Ces corps sur lesquels on cherche à appliquer des principes universels, comme-ci ces derniers provenaient d’une sorte de loi divine non-négociable, ne sont pas juste ceux de la communauté musulmane de France, et ils ne se situent pas dans un vide territorial et architectural : la ségrégation sociale et raciale qu’incarnent les banlieues — le terme d’apartheid utilisé par le Premier Ministre me est problématique vis-à-vis de l’histoire sud-africaine et palestinienne — est partie prenante de cette violence. C’est toute l’organisation urbaine de nos villes, de leur accès, de leur centralité, et de la qualité de leur espace public qui est à révolutionner. La première étape concerne l’imaginaire que nous construisons des banlieues et de leurs populations. Les parisien-nes étaient partagé-e-s entre rire et colère lorsque la chaine d’infos américaine Fox News décrivait en janvier dernier l’existence fantasmée de plusieurs « no-go zones » dans Paris, au sein desquels nul non-musulman-ne n’oserait s’aventurer. Néanmoins, ce discours n’est pas si éloigné de ceux que nous entendons en permanence à propos des cités de la banlieue parisienne ou lyonnaise. Pourquoi les parisien-nes rient-ils/elles du ridicule des allégations de Fox News mais ne s’interrogent pas sur celles de leurs propres médias ?

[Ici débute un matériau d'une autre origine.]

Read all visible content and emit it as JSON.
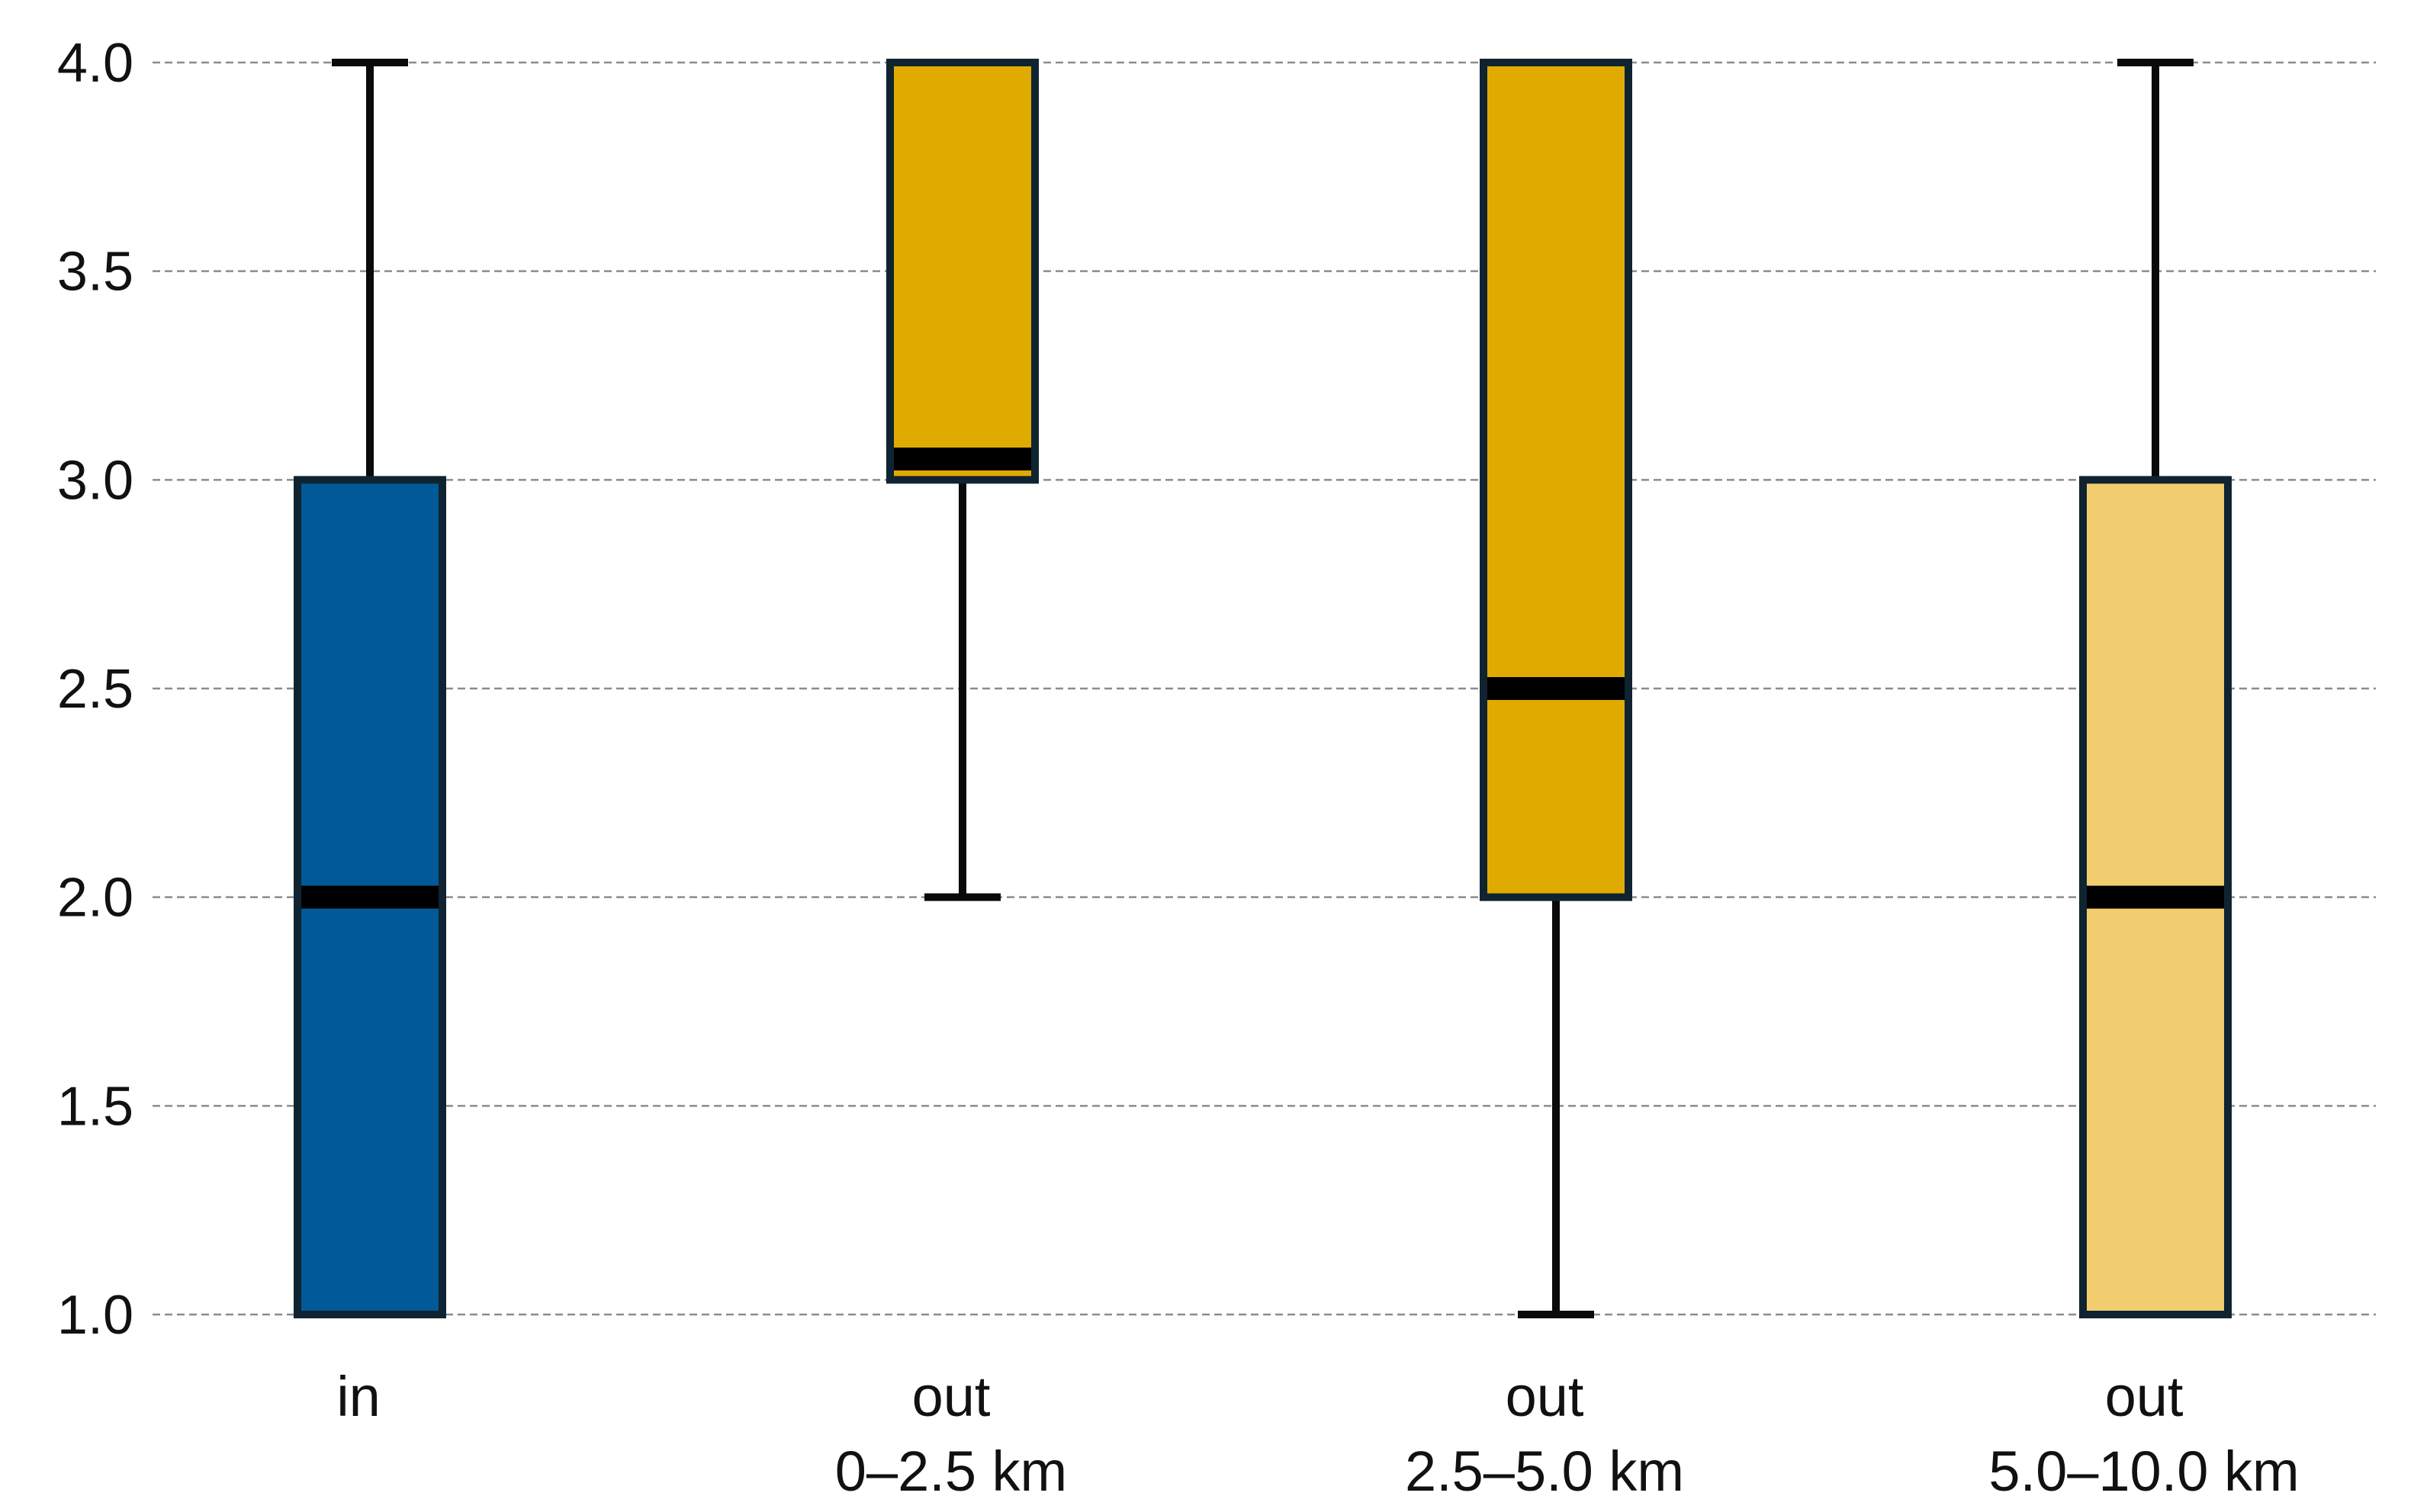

Cependant, les efforts ne sont pas seulement dans le « faire », mais également dans le « non faire » : cela fait des années que l’usage restreint et légitime que nous déléguons aux forces de police pour appréhender (et non pour suspecter ou anticiper) est usurpée et mise au service d’une violence raciste et discriminante, reportée parfois par la presse sous le doux euphémisme « d’intervention musclée ». L’architecture des commissariats de la banlieue Nord de Paris sont éloquents dans le rapport que la police entretient avec les populations qu’elle est censée protéger. Villiers-le-bel, Pierrefitte, Garges-lès-gonesse, Aubervilliers, la Courneuve, la Plaine Saint Denis, Bobigny, Noisy-le-Sec, autant de municipalités dont le commissariat, chacun à sa manière, cache mal derrière une architecture plus ou moins soignée sa vocation souhaitée à devenir un petit fortin dans un scénario de guerre civile à laquelle se préparent déjà les forces de police puisque celles-ci ne savent que trop bien leur responsabilité dans ce scénario. Que feraient les habitant-e-s des centres-ville français si la première chose qu’ils/elles devaient craindre au quotidien était les forces de police elles-mêmes ? Ceux/celles-ci sont peut-être en passe de le découvrir au vu de l’omniprésence policière et militaire que permet l’état d’urgence, celui de la sécurisation. Si ce dernier fonde notre société future — comment penser autrement lorsqu’on nous parle d’amendement à la constitution — la discrimination et sa violence étatique et policière seront les pierres angulaires de cette société et de ses formes urbaines.

Nous sommes aujourd’hui devant un choix fondamental. Nous pouvons choisir d’assumer cette violence — pour beaucoup d’entre nous, cela consiste à ne rien faire et à attendre que les choses se fassent avec notre accord tacite — ou bien nous pouvons nous saisir d’une chose qui était commune au « nous » que ces attentats avaient créé bien malgré-eux pendant les quelques minutes de silence qui ont suivi ceux-ci : un « nous » hétérogène et multi-identitaire uni dans une stupéfaction et une émotion dont la sincérité fut trop vite corrompue par le bruit qui succéda à celles-ci. Nous avions alors l’opportunité d’un « nous » fondateur. Nous devons maintenant nous battre pour le reconstruire.